In Niger, Airmen continuously work to build relationships

"LEAP has enabled me to be a small puzzle piece fitting into the large mosaic of the global Air Force mission".

"LEAP has enabled me to be a small puzzle piece fitting into the large mosaic of the global Air Force mission".


Capt Dustin Tanen constantly relives his time in Niger. He remembers the sights and sounds of downtown Niamey, the sandstorms of the 11-month dry season, and the intersection of Francophone, Muslim, and west-African cultures. As a special operations pilot, he traveled to Niamey, Niger in May 2017 for a Language Intensive Training Event. An immersion that would change his life.

"I believe in this mission and sought additional opportunities to build partner capacity” Capt Tanen said.

Capt Tanen is a member of the Air Force Culture and Language Center’s Language Enabled Airman Program. LEAP was developed to help Airmen enhance and sustain their language and culture skills by using a two-part training method: eMentor courses which are online, synchronous language classes; and LITEs which are language immersions that serve as the in-country compliment to eMentor. Using his language skills in French, Capt Tanen went on a LITE where he worked with a newly formed Nigerien UN Peacekeeping Battalion in support of the United Nations Multidimensional Integrated Stabilization Mission in Mali (MINUSMA).

“It was a unique opportunity to blend my expertise as a special operations pilot with my speaking skills.
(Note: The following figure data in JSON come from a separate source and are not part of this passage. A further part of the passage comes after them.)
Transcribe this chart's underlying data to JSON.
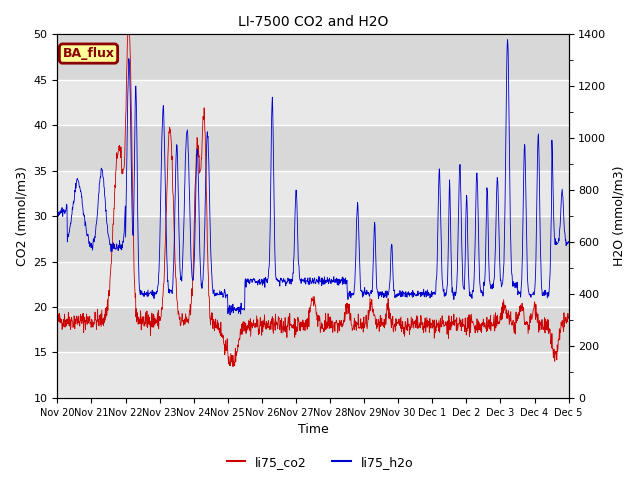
{
  "title": "LI-7500 CO2 and H2O",
  "xlabel": "Time",
  "ylabel_left": "CO2 (mmol/m3)",
  "ylabel_right": "H2O (mmol/m3)",
  "ylim_left": [
    10,
    50
  ],
  "ylim_right": [
    0,
    1400
  ],
  "yticks_left": [
    10,
    15,
    20,
    25,
    30,
    35,
    40,
    45,
    50
  ],
  "yticks_right": [
    0,
    200,
    400,
    600,
    800,
    1000,
    1200,
    1400
  ],
  "color_co2": "#cc0000",
  "color_h2o": "#0000cc",
  "annotation_text": "BA_flux",
  "annotation_bg": "#ffff99",
  "annotation_border": "#8b0000",
  "bg_color_light": "#e8e8e8",
  "bg_color_dark": "#d0d0d0",
  "legend_co2": "li75_co2",
  "legend_h2o": "li75_h2o",
  "seed": 42,
  "band_colors": [
    "#e8e8e8",
    "#d8d8d8"
  ]
}
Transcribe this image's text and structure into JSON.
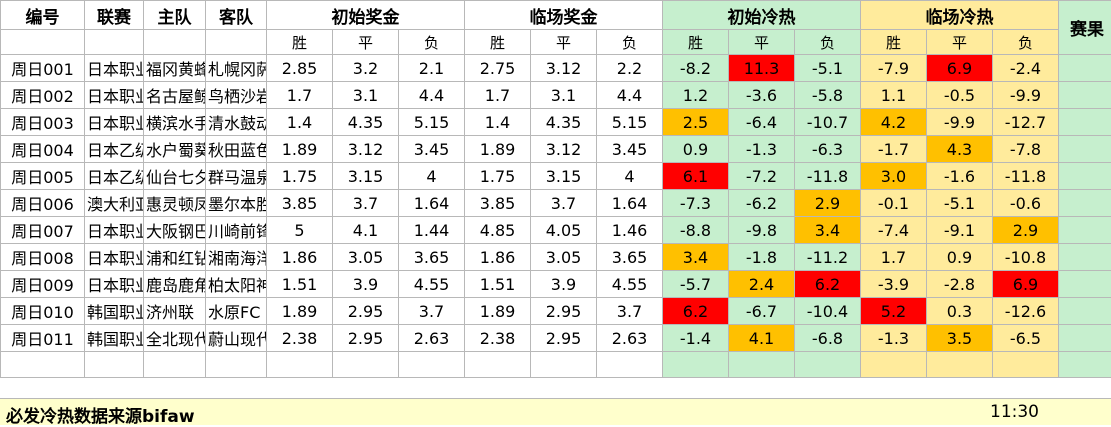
{
  "headers": {
    "row1": [
      "编号",
      "联赛",
      "主队",
      "客队",
      "初始奖金",
      "临场奖金",
      "初始冷热",
      "临场冷热",
      "赛果"
    ],
    "row2": [
      "胜",
      "平",
      "负",
      "胜",
      "平",
      "负",
      "胜",
      "平",
      "负",
      "胜",
      "平",
      "负"
    ]
  },
  "rows": [
    {
      "id": "周日001",
      "league": "日本职业",
      "home": "福冈黄蜂",
      "away": "札幌冈萨",
      "init": [
        "2.85",
        "3.2",
        "2.1"
      ],
      "live": [
        "2.75",
        "3.12",
        "2.2"
      ],
      "init_heat": [
        "-8.2",
        "11.3",
        "-5.1"
      ],
      "live_heat": [
        "-7.9",
        "6.9",
        "-2.4"
      ],
      "init_hl": [
        "",
        "red",
        ""
      ],
      "live_hl": [
        "",
        "red",
        ""
      ]
    },
    {
      "id": "周日002",
      "league": "日本职业",
      "home": "名古屋鲸",
      "away": "鸟栖沙岩",
      "init": [
        "1.7",
        "3.1",
        "4.4"
      ],
      "live": [
        "1.7",
        "3.1",
        "4.4"
      ],
      "init_heat": [
        "1.2",
        "-3.6",
        "-5.8"
      ],
      "live_heat": [
        "1.1",
        "-0.5",
        "-9.9"
      ],
      "init_hl": [
        "",
        "",
        ""
      ],
      "live_hl": [
        "",
        "",
        ""
      ]
    },
    {
      "id": "周日003",
      "league": "日本职业",
      "home": "横滨水手",
      "away": "清水鼓动",
      "init": [
        "1.4",
        "4.35",
        "5.15"
      ],
      "live": [
        "1.4",
        "4.35",
        "5.15"
      ],
      "init_heat": [
        "2.5",
        "-6.4",
        "-10.7"
      ],
      "live_heat": [
        "4.2",
        "-9.9",
        "-12.7"
      ],
      "init_hl": [
        "orange",
        "",
        ""
      ],
      "live_hl": [
        "orange",
        "",
        ""
      ]
    },
    {
      "id": "周日004",
      "league": "日本乙级",
      "home": "水户蜀葵",
      "away": "秋田蓝色",
      "init": [
        "1.89",
        "3.12",
        "3.45"
      ],
      "live": [
        "1.89",
        "3.12",
        "3.45"
      ],
      "init_heat": [
        "0.9",
        "-1.3",
        "-6.3"
      ],
      "live_heat": [
        "-1.7",
        "4.3",
        "-7.8"
      ],
      "init_hl": [
        "",
        "",
        ""
      ],
      "live_hl": [
        "",
        "orange",
        ""
      ]
    },
    {
      "id": "周日005",
      "league": "日本乙级",
      "home": "仙台七夕",
      "away": "群马温泉",
      "init": [
        "1.75",
        "3.15",
        "4"
      ],
      "live": [
        "1.75",
        "3.15",
        "4"
      ],
      "init_heat": [
        "6.1",
        "-7.2",
        "-11.8"
      ],
      "live_heat": [
        "3.0",
        "-1.6",
        "-11.8"
      ],
      "init_hl": [
        "red",
        "",
        ""
      ],
      "live_hl": [
        "orange",
        "",
        ""
      ]
    },
    {
      "id": "周日006",
      "league": "澳大利亚",
      "home": "惠灵顿凤",
      "away": "墨尔本胜",
      "init": [
        "3.85",
        "3.7",
        "1.64"
      ],
      "live": [
        "3.85",
        "3.7",
        "1.64"
      ],
      "init_heat": [
        "-7.3",
        "-6.2",
        "2.9"
      ],
      "live_heat": [
        "-0.1",
        "-5.1",
        "-0.6"
      ],
      "init_hl": [
        "",
        "",
        "orange"
      ],
      "live_hl": [
        "",
        "",
        ""
      ]
    },
    {
      "id": "周日007",
      "league": "日本职业",
      "home": "大阪钢巴",
      "away": "川崎前锋",
      "init": [
        "5",
        "4.1",
        "1.44"
      ],
      "live": [
        "4.85",
        "4.05",
        "1.46"
      ],
      "init_heat": [
        "-8.8",
        "-9.8",
        "3.4"
      ],
      "live_heat": [
        "-7.4",
        "-9.1",
        "2.9"
      ],
      "init_hl": [
        "",
        "",
        "orange"
      ],
      "live_hl": [
        "",
        "",
        "orange"
      ]
    },
    {
      "id": "周日008",
      "league": "日本职业",
      "home": "浦和红钻",
      "away": "湘南海洋",
      "init": [
        "1.86",
        "3.05",
        "3.65"
      ],
      "live": [
        "1.86",
        "3.05",
        "3.65"
      ],
      "init_heat": [
        "3.4",
        "-1.8",
        "-11.2"
      ],
      "live_heat": [
        "1.7",
        "0.9",
        "-10.8"
      ],
      "init_hl": [
        "orange",
        "",
        ""
      ],
      "live_hl": [
        "",
        "",
        ""
      ]
    },
    {
      "id": "周日009",
      "league": "日本职业",
      "home": "鹿岛鹿角",
      "away": "柏太阳神",
      "init": [
        "1.51",
        "3.9",
        "4.55"
      ],
      "live": [
        "1.51",
        "3.9",
        "4.55"
      ],
      "init_heat": [
        "-5.7",
        "2.4",
        "6.2"
      ],
      "live_heat": [
        "-3.9",
        "-2.8",
        "6.9"
      ],
      "init_hl": [
        "",
        "orange",
        "red"
      ],
      "live_hl": [
        "",
        "",
        "red"
      ]
    },
    {
      "id": "周日010",
      "league": "韩国职业",
      "home": "济州联",
      "away": "水原FC",
      "init": [
        "1.89",
        "2.95",
        "3.7"
      ],
      "live": [
        "1.89",
        "2.95",
        "3.7"
      ],
      "init_heat": [
        "6.2",
        "-6.7",
        "-10.4"
      ],
      "live_heat": [
        "5.2",
        "0.3",
        "-12.6"
      ],
      "init_hl": [
        "red",
        "",
        ""
      ],
      "live_hl": [
        "red",
        "",
        ""
      ]
    },
    {
      "id": "周日011",
      "league": "韩国职业",
      "home": "全北现代",
      "away": "蔚山现代",
      "init": [
        "2.38",
        "2.95",
        "2.63"
      ],
      "live": [
        "2.38",
        "2.95",
        "2.63"
      ],
      "init_heat": [
        "-1.4",
        "4.1",
        "-6.8"
      ],
      "live_heat": [
        "-1.3",
        "3.5",
        "-6.5"
      ],
      "init_hl": [
        "",
        "orange",
        ""
      ],
      "live_hl": [
        "",
        "orange",
        ""
      ]
    }
  ],
  "footer": {
    "note": "必发冷热数据来源bifaw",
    "time": "11:30"
  },
  "colors": {
    "green": "#c6efce",
    "yellow": "#ffeb9c",
    "orange": "#ffc000",
    "red": "#ff0000",
    "footer_bg": "#ffffcc"
  }
}
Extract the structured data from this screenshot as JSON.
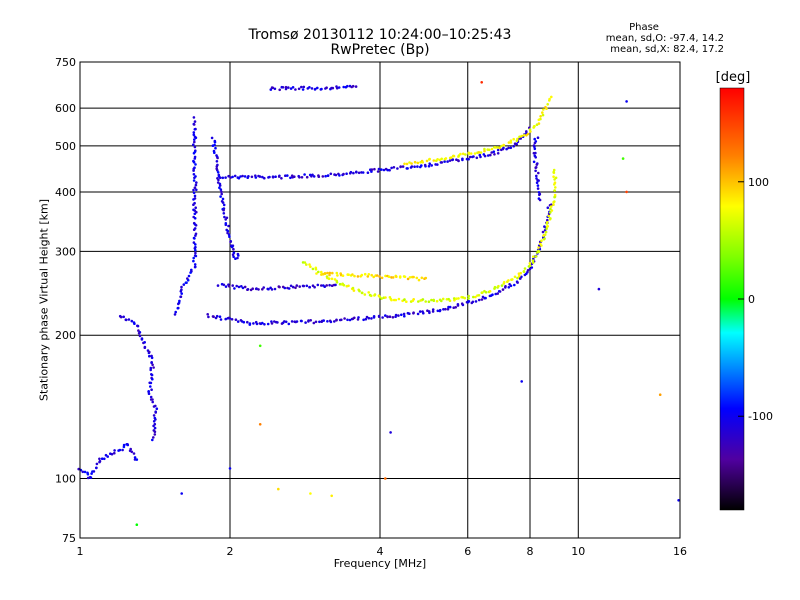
{
  "chart_data": {
    "type": "scatter",
    "title": "Tromsø 20130112 10:24:00–10:25:43",
    "subtitle": "RwPretec (Bp)",
    "xlabel": "Frequency [MHz]",
    "ylabel": "Stationary phase Virtual Height [km]",
    "x_scale": "log",
    "y_scale": "log",
    "xlim": [
      1,
      16
    ],
    "ylim": [
      75,
      750
    ],
    "x_ticks": [
      "1",
      "2",
      "4",
      "6",
      "8",
      "10",
      "16"
    ],
    "x_tick_values": [
      1,
      2,
      4,
      6,
      8,
      10,
      16
    ],
    "y_ticks": [
      "75",
      "100",
      "200",
      "300",
      "400",
      "500",
      "600",
      "750"
    ],
    "y_tick_values": [
      75,
      100,
      200,
      300,
      400,
      500,
      600,
      750
    ],
    "grid": true,
    "phase_stats": {
      "title": "Phase",
      "o_mode": "mean, sd,O: -97.4, 14.2",
      "x_mode": "mean, sd,X: 82.4, 17.2"
    },
    "colorbar": {
      "label": "[deg]",
      "ticks": [
        "100",
        "0",
        "-100"
      ],
      "tick_values": [
        100,
        0,
        -100
      ],
      "range": [
        -180,
        180
      ]
    },
    "traces": [
      {
        "name": "",
        "phase": -110,
        "points": [
          [
            1.9,
            430
          ],
          [
            2.5,
            430
          ],
          [
            3.0,
            433
          ],
          [
            3.5,
            438
          ],
          [
            4.0,
            445
          ],
          [
            4.5,
            450
          ],
          [
            5.0,
            456
          ],
          [
            5.5,
            463
          ],
          [
            6.0,
            470
          ],
          [
            6.5,
            478
          ],
          [
            7.0,
            488
          ],
          [
            7.5,
            505
          ],
          [
            7.8,
            525
          ],
          [
            8.0,
            550
          ]
        ]
      },
      {
        "name": "",
        "phase": 80,
        "points": [
          [
            4.5,
            460
          ],
          [
            5.0,
            465
          ],
          [
            5.5,
            472
          ],
          [
            6.0,
            480
          ],
          [
            6.5,
            490
          ],
          [
            7.0,
            500
          ],
          [
            7.5,
            515
          ],
          [
            8.0,
            535
          ],
          [
            8.3,
            560
          ],
          [
            8.6,
            600
          ],
          [
            8.8,
            640
          ]
        ]
      },
      {
        "name": "",
        "phase": -110,
        "points": [
          [
            1.8,
            220
          ],
          [
            2.2,
            212
          ],
          [
            2.8,
            213
          ],
          [
            3.5,
            216
          ],
          [
            4.0,
            218
          ],
          [
            4.5,
            221
          ],
          [
            5.0,
            224
          ],
          [
            5.5,
            228
          ],
          [
            6.0,
            234
          ],
          [
            6.5,
            240
          ],
          [
            7.0,
            248
          ],
          [
            7.5,
            258
          ],
          [
            8.0,
            275
          ],
          [
            8.3,
            300
          ],
          [
            8.6,
            340
          ],
          [
            8.8,
            380
          ]
        ]
      },
      {
        "name": "",
        "phase": 70,
        "points": [
          [
            2.8,
            285
          ],
          [
            3.2,
            262
          ],
          [
            3.6,
            248
          ],
          [
            4.0,
            240
          ],
          [
            4.5,
            237
          ],
          [
            5.0,
            236
          ],
          [
            5.5,
            237
          ],
          [
            6.0,
            240
          ],
          [
            6.5,
            246
          ],
          [
            7.0,
            254
          ],
          [
            7.5,
            265
          ],
          [
            8.0,
            280
          ],
          [
            8.3,
            300
          ],
          [
            8.6,
            330
          ],
          [
            8.9,
            380
          ],
          [
            9.0,
            450
          ]
        ]
      },
      {
        "name": "",
        "phase": -115,
        "points": [
          [
            1.9,
            255
          ],
          [
            2.2,
            250
          ],
          [
            2.6,
            252
          ],
          [
            3.0,
            254
          ],
          [
            3.3,
            256
          ]
        ]
      },
      {
        "name": "",
        "phase": 90,
        "points": [
          [
            3.0,
            270
          ],
          [
            3.5,
            268
          ],
          [
            4.0,
            266
          ],
          [
            4.5,
            264
          ],
          [
            5.0,
            262
          ]
        ]
      },
      {
        "name": "",
        "phase": -110,
        "points": [
          [
            2.4,
            660
          ],
          [
            2.8,
            660
          ],
          [
            3.2,
            662
          ],
          [
            3.6,
            665
          ]
        ]
      },
      {
        "name": "",
        "phase": -105,
        "points": [
          [
            1.7,
            570
          ],
          [
            1.7,
            450
          ],
          [
            1.7,
            350
          ],
          [
            1.7,
            280
          ],
          [
            1.6,
            250
          ],
          [
            1.55,
            220
          ]
        ]
      },
      {
        "name": "",
        "phase": -105,
        "points": [
          [
            1.85,
            520
          ],
          [
            1.9,
            430
          ],
          [
            1.95,
            360
          ],
          [
            2.0,
            320
          ],
          [
            2.05,
            290
          ],
          [
            2.1,
            300
          ]
        ]
      },
      {
        "name": "",
        "phase": -110,
        "points": [
          [
            1.2,
            220
          ],
          [
            1.3,
            210
          ],
          [
            1.35,
            190
          ],
          [
            1.4,
            175
          ],
          [
            1.38,
            150
          ],
          [
            1.42,
            140
          ],
          [
            1.4,
            120
          ]
        ]
      },
      {
        "name": "",
        "phase": -105,
        "points": [
          [
            1.0,
            105
          ],
          [
            1.05,
            100
          ],
          [
            1.1,
            110
          ],
          [
            1.15,
            112
          ],
          [
            1.2,
            115
          ],
          [
            1.25,
            118
          ],
          [
            1.3,
            108
          ]
        ]
      },
      {
        "name": "",
        "phase": -110,
        "points": [
          [
            8.2,
            520
          ],
          [
            8.2,
            470
          ],
          [
            8.3,
            420
          ],
          [
            8.35,
            380
          ]
        ]
      }
    ],
    "isolated_points": [
      {
        "x": 6.4,
        "y": 680,
        "phase": 160
      },
      {
        "x": 8.3,
        "y": 520,
        "phase": -110
      },
      {
        "x": 11.0,
        "y": 250,
        "phase": -110
      },
      {
        "x": 12.5,
        "y": 620,
        "phase": -100
      },
      {
        "x": 12.5,
        "y": 400,
        "phase": 150
      },
      {
        "x": 12.3,
        "y": 470,
        "phase": 20
      },
      {
        "x": 14.6,
        "y": 150,
        "phase": 110
      },
      {
        "x": 7.7,
        "y": 160,
        "phase": -100
      },
      {
        "x": 4.2,
        "y": 125,
        "phase": -110
      },
      {
        "x": 4.1,
        "y": 100,
        "phase": 130
      },
      {
        "x": 2.0,
        "y": 105,
        "phase": -100
      },
      {
        "x": 2.5,
        "y": 95,
        "phase": 90
      },
      {
        "x": 2.9,
        "y": 93,
        "phase": 80
      },
      {
        "x": 3.2,
        "y": 92,
        "phase": 85
      },
      {
        "x": 1.6,
        "y": 93,
        "phase": -100
      },
      {
        "x": 1.3,
        "y": 80,
        "phase": 0
      },
      {
        "x": 15.9,
        "y": 90,
        "phase": -100
      },
      {
        "x": 2.3,
        "y": 130,
        "phase": 120
      },
      {
        "x": 2.3,
        "y": 190,
        "phase": 20
      }
    ]
  }
}
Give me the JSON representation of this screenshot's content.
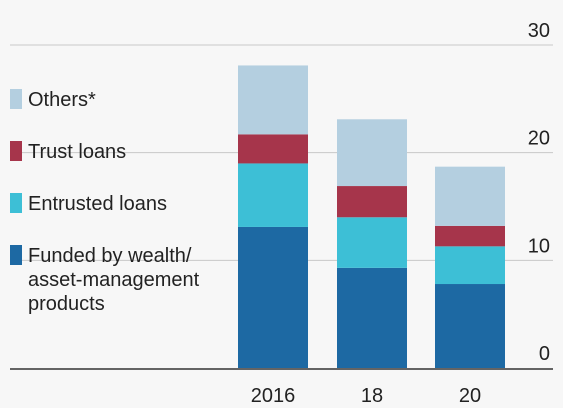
{
  "chart_data": {
    "type": "stacked_bar",
    "categories": [
      "2016",
      "18",
      "20"
    ],
    "series": [
      {
        "name": "Funded by wealth/ asset-management products",
        "color": "#1d69a3",
        "values": [
          13.1,
          9.3,
          7.8
        ]
      },
      {
        "name": "Entrusted loans",
        "color": "#3dbfd6",
        "values": [
          5.9,
          4.7,
          3.5
        ]
      },
      {
        "name": "Trust loans",
        "color": "#a6354b",
        "values": [
          2.7,
          2.9,
          1.9
        ]
      },
      {
        "name": "Others*",
        "color": "#b4cfe0",
        "values": [
          6.4,
          6.2,
          5.5
        ]
      }
    ],
    "ylim": [
      0,
      30
    ],
    "yticks": [
      0,
      10,
      20,
      30
    ],
    "grid": true,
    "legend": "left"
  }
}
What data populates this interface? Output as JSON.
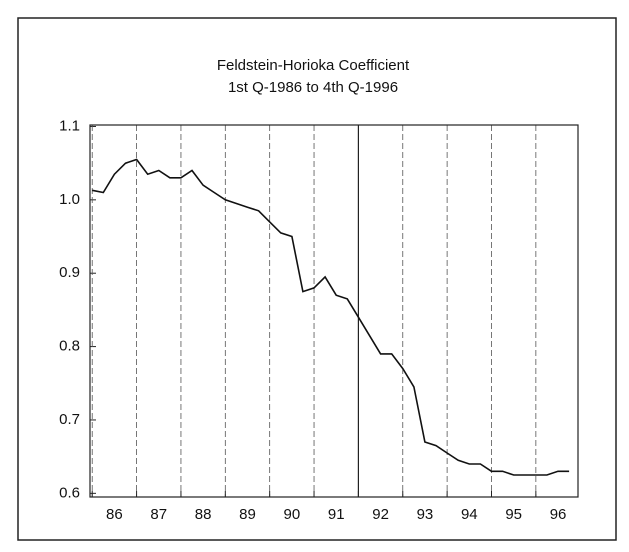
{
  "chart_data": {
    "type": "line",
    "title": [
      "Feldstein-Horioka Coefficient",
      "1st Q-1986 to 4th Q-1996"
    ],
    "x": [
      86,
      86.25,
      86.5,
      86.75,
      87,
      87.25,
      87.5,
      87.75,
      88,
      88.25,
      88.5,
      88.75,
      89,
      89.25,
      89.5,
      89.75,
      90,
      90.25,
      90.5,
      90.75,
      91,
      91.25,
      91.5,
      91.75,
      92,
      92.25,
      92.5,
      92.75,
      93,
      93.25,
      93.5,
      93.75,
      94,
      94.25,
      94.5,
      94.75,
      95,
      95.25,
      95.5,
      95.75,
      96,
      96.25,
      96.5,
      96.75
    ],
    "series": [
      {
        "name": "Feldstein-Horioka Coefficient",
        "color": "#111111",
        "values": [
          1.013,
          1.01,
          1.035,
          1.05,
          1.055,
          1.035,
          1.04,
          1.03,
          1.03,
          1.04,
          1.02,
          1.01,
          1.0,
          0.995,
          0.99,
          0.985,
          0.97,
          0.955,
          0.95,
          0.875,
          0.88,
          0.895,
          0.87,
          0.865,
          0.84,
          0.815,
          0.79,
          0.79,
          0.77,
          0.745,
          0.67,
          0.665,
          0.655,
          0.645,
          0.64,
          0.64,
          0.63,
          0.63,
          0.625,
          0.625,
          0.625,
          0.625,
          0.63,
          0.63
        ]
      }
    ],
    "xlim": [
      85.95,
      96.95
    ],
    "xticks": [
      {
        "value": 86,
        "label": "86"
      },
      {
        "value": 87,
        "label": "87"
      },
      {
        "value": 88,
        "label": "88"
      },
      {
        "value": 89,
        "label": "89"
      },
      {
        "value": 90,
        "label": "90"
      },
      {
        "value": 91,
        "label": "91"
      },
      {
        "value": 92,
        "label": "92"
      },
      {
        "value": 93,
        "label": "93"
      },
      {
        "value": 94,
        "label": "94"
      },
      {
        "value": 95,
        "label": "95"
      },
      {
        "value": 96,
        "label": "96"
      }
    ],
    "ylim": [
      0.595,
      1.102
    ],
    "yticks": [
      0.6,
      0.7,
      0.8,
      0.9,
      {
        "value": 1,
        "label": "1.0"
      },
      1.1
    ],
    "grid": true,
    "vline": 92
  }
}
Being an International Airman means building relationships with partners and partner-nations,” Capt Tanen said.

Assigned to an Army EOD training team from Fort Campbell, KY, Capt Tanen was asked to use his skills to enhance the combat capability of the new battalion's combat engineer platoon. IED's used by insurgents in Mali are the largest cause of casualties for UN Peacekeeping forces in Mali.

"I never thought that being able to speak French would literally have life or death consequences," Capt Tanen remarked on the importance this training had to prepare the host nation forces before their deployment to Mali.

Along with his language skills, he also leveraged his own AC-130 experience and helped mentor the battalion's air-liaison team.

"I was the only U.S. Air Force member on the training team and so I naturally gravitated to the two Nigerien Air Force guys assigned to the battalion. I saw there was an opportunity for the Nigerien Lieutenant and I to learn a lot from each other. I passed on best practices from lessons I learned from combat deployments flying the Spectre gunship," he said.

 After days with the combat engineers, Capt Tanen would sit down with the lieutenant and his team. Capt Tanen was able to take the liason-team to meet some US Special Forces on another training mission in the area. 

"Passing on lessons from my perspective was fine, but having a chance for these folks to learn from SOF members on the ground was fantastic," Tanen said.

That same SOF team that Capt Tanen crossed paths with would be the same unit that was ambushed by Islamic extremists months later. In October 2017, four U.S. soldiers were killed in Niger when their unit was attacked by Islamic fighters. The troops were in country working to train and assist the Niger military. U.S. Army soldiers, U.S. Air Force airmen and other forces had been working with the country’s military for months.


"I was shocked when I heard about the US and partner forces killed in Niger. I realized how small the special operations community really is."

When asked if he would ever go back to the region, Capt Tanen quickly responded.

"In an instant…the mission we are doing in the region, by advising and assisting host-nation forces is vital for stability and how we can build lasting partnerships. I know the ‘advise’ and ‘assist’ buzz words get thrown around by strategic leaders, but my experience in Niger showed me that it’s about making friends and sharing stories. With the loss of American life, the world turned its attention to a region that had been a hot bed for extremists for years. I was incredibly impressed with how hard folks in that part of the world need to work for everything they have. I believe LEAP is directly helping me and other Airmen contribute to the future of our nation’s special operations enterprise and our larger Air Force mission. LEAP has enabled me to be a small puzzle piece fitting into the large mosaic of the global Air Force mission. I hope we can continue our commitment to partnering with countries such as Niger to help counter common threats and promote common values. If that commitment means sending me back to Niger tomorrow, give me 15 minutes so I can start packing a bag and brushing up on my French for the region,” Capt Tanen said.